O Brasil não quebra por falta de vontade. Quebra por solidão.

O Brasil é, por natureza, um dos países mais empreendedores do mundo. Todos os anos, milhões de novos negócios ganham vida, movidos por ideias promissoras e pessoas dispostas a arriscar o que têm. No entanto, a estatística é implacável: a maioria não sobrevive ao longo prazo. Segundo o Sebrae e o IBGE, poucas atravessam o marco dos cinco anos; menos ainda chegam a uma década com saúde financeira.

Geralmente, usa-se esses números para alimentar uma narrativa simplista: a de que o empresário brasileiro é despreparado, falta gestão ou falta educação.

Essa explicação é confortável, mas está incompleta.

O problema real não é a escassez de informação. Nunca tivemos tanto acesso a cursos, podcasts, livros e especialistas. A informação hoje é abundante; o que falta é o suporte para a decisão. O empresário não quebra necessariamente por ignorância técnica, mas porque carrega o peso de decidir sozinho.

O silêncio do crescimento

Conforme uma empresa escala, algo muda nos bastidores. O jogo fica mais pesado: as decisões ganham volume, o erro torna-se exponencialmente mais caro e a margem para testes diminui. É nesse estágio que o fundador se vê em um paradoxo: ele está cercado de pessoas — colaboradores, fornecedores e clientes — mas não tem com quem dividir suas dúvidas mais profundas. Ele não pode demonstrar insegurança para o time, nem encontra pares que compreendam o tamanho da sua responsabilidade.

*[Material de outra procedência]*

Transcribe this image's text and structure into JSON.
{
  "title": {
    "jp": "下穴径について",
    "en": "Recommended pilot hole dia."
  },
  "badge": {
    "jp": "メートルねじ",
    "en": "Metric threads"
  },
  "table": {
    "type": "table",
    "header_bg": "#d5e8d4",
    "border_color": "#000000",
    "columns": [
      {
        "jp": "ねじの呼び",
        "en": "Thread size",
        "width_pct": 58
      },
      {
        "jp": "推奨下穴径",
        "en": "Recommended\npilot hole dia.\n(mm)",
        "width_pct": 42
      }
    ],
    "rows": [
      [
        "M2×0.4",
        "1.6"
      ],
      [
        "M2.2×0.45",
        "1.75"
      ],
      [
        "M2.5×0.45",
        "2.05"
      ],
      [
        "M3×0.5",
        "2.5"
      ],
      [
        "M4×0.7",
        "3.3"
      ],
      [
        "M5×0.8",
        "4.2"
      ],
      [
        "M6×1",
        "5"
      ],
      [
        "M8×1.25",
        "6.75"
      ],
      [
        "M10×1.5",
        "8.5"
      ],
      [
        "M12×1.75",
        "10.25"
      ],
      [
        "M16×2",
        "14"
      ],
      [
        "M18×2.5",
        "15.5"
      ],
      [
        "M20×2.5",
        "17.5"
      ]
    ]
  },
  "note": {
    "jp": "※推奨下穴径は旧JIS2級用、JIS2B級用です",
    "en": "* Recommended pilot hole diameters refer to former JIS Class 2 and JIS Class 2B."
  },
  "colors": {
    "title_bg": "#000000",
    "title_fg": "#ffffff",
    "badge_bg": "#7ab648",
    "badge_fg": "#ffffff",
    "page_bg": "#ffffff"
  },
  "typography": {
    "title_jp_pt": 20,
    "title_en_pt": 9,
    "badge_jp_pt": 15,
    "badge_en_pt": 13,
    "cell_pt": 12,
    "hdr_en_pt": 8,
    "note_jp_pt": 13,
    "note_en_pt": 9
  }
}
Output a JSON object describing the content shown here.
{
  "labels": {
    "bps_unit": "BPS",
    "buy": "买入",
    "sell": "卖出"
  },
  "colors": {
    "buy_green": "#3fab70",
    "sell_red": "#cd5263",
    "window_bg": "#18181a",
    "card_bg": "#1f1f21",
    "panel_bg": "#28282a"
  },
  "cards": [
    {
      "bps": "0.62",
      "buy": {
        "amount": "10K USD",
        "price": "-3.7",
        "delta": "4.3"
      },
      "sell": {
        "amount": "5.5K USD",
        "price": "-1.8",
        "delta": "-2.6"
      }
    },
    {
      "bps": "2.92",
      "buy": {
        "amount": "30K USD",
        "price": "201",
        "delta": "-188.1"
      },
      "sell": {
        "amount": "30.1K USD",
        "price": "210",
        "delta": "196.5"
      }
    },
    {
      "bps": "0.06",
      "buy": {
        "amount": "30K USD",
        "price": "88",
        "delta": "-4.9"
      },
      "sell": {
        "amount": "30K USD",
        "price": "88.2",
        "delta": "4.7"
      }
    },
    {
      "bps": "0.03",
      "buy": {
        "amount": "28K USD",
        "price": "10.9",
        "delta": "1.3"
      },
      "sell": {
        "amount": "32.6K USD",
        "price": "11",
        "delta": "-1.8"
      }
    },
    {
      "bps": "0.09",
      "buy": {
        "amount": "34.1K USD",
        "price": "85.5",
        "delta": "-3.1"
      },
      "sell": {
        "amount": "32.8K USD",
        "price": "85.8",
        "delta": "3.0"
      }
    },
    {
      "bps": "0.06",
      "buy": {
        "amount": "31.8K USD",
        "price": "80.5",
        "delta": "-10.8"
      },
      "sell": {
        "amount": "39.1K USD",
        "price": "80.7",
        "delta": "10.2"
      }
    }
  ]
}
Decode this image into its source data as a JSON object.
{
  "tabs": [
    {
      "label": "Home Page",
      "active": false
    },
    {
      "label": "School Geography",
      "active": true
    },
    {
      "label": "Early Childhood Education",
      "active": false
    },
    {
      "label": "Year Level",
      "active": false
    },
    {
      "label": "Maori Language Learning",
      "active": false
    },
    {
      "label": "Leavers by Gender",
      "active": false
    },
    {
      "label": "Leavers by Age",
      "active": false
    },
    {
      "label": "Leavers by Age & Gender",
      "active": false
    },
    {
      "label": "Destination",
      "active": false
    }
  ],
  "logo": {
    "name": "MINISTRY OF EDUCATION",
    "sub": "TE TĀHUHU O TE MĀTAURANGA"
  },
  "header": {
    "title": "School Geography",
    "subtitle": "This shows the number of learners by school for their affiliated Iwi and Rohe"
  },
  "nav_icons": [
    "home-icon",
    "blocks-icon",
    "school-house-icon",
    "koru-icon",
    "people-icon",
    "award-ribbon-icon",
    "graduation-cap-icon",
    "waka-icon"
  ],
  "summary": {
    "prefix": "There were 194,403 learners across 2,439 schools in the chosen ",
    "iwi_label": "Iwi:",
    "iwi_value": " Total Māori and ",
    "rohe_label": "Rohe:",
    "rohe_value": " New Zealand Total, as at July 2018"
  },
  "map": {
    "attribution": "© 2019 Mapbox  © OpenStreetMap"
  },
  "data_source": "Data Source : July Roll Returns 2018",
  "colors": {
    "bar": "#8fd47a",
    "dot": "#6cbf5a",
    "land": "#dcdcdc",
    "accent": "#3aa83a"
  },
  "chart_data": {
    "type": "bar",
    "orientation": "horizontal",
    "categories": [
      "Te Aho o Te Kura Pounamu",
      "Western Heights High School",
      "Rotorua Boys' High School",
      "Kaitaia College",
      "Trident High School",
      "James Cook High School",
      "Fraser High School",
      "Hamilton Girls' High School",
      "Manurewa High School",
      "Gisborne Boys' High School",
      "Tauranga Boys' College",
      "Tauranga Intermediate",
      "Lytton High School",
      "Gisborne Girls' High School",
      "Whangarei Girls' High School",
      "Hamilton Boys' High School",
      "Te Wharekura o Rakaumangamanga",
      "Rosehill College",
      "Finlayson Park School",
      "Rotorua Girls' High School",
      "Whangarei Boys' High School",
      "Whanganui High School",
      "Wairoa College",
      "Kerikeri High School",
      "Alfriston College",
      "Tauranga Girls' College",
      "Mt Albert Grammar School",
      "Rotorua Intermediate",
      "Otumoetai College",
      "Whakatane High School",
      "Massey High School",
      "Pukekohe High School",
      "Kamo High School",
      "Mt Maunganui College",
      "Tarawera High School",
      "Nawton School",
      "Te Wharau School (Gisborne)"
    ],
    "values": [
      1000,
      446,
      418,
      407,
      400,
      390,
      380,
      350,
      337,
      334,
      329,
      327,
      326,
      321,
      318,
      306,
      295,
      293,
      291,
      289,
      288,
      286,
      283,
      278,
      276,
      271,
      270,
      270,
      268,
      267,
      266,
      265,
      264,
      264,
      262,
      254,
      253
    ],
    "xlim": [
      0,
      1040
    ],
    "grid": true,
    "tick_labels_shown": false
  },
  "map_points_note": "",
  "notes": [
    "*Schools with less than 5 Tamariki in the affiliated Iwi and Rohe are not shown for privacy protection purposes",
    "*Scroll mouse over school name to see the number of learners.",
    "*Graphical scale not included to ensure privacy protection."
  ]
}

Empresas raramente morrem de um infarto fulminante. Elas morrem por uma sucessão de pequenas negligências:

  • Decisões estratégicas sistematicamente adiadas;
  • Conflitos internos que ninguém tem coragem de enfrentar;
  • Um crescimento acelerado que atropela a estrutura;
  • O cansaço silencioso de quem não tem onde desabafar.

O faturamento pode até continuar subindo, mas a clareza diminui. Até que, um dia, o empresário não tem mais escolhas a fazer — resta apenas lidar com as consequências.

A peça que falta no mercado brasileiro

Temos seguros para quase tudo: vida, patrimônio, responsabilidade civil. Mas ainda não criamos uma infraestrutura que proteja o processo decisório de quem comanda. Falta ao empresário brasileiro um ambiente de "check-up" recorrente, onde ele possa confrontar sua realidade com pares e ter um acompanhamento que vá além de uma consultoria pontual.

Fomos educados a acreditar que o empreendedor precisa sempre "aprender mais". Na verdade, muitas vezes ele só precisa não decidir isolado.

2026: O ano da maturidade decisória

Se a educação foi o primeiro passo e o acesso à informação o segundo, o próximo estágio é a consciência empresarial. Isso significa ter clareza sobre riscos, limites e, principalmente, sobre o momento de pedir uma segunda opinião.

O Brasil não precisa de mais estímulos para abrir empresas; precisamos de maturidade para mantê-las vivas. Negócios sólidos não são fruto de uma coragem cega, mas da qualidade das decisões tomadas ao longo dos anos.

No fim do dia, o grande gargalo do desenvolvimento brasileiro talvez não seja a falta de capacidade técnica, mas a ausência de uma rede de apoio estratégica para quem decide.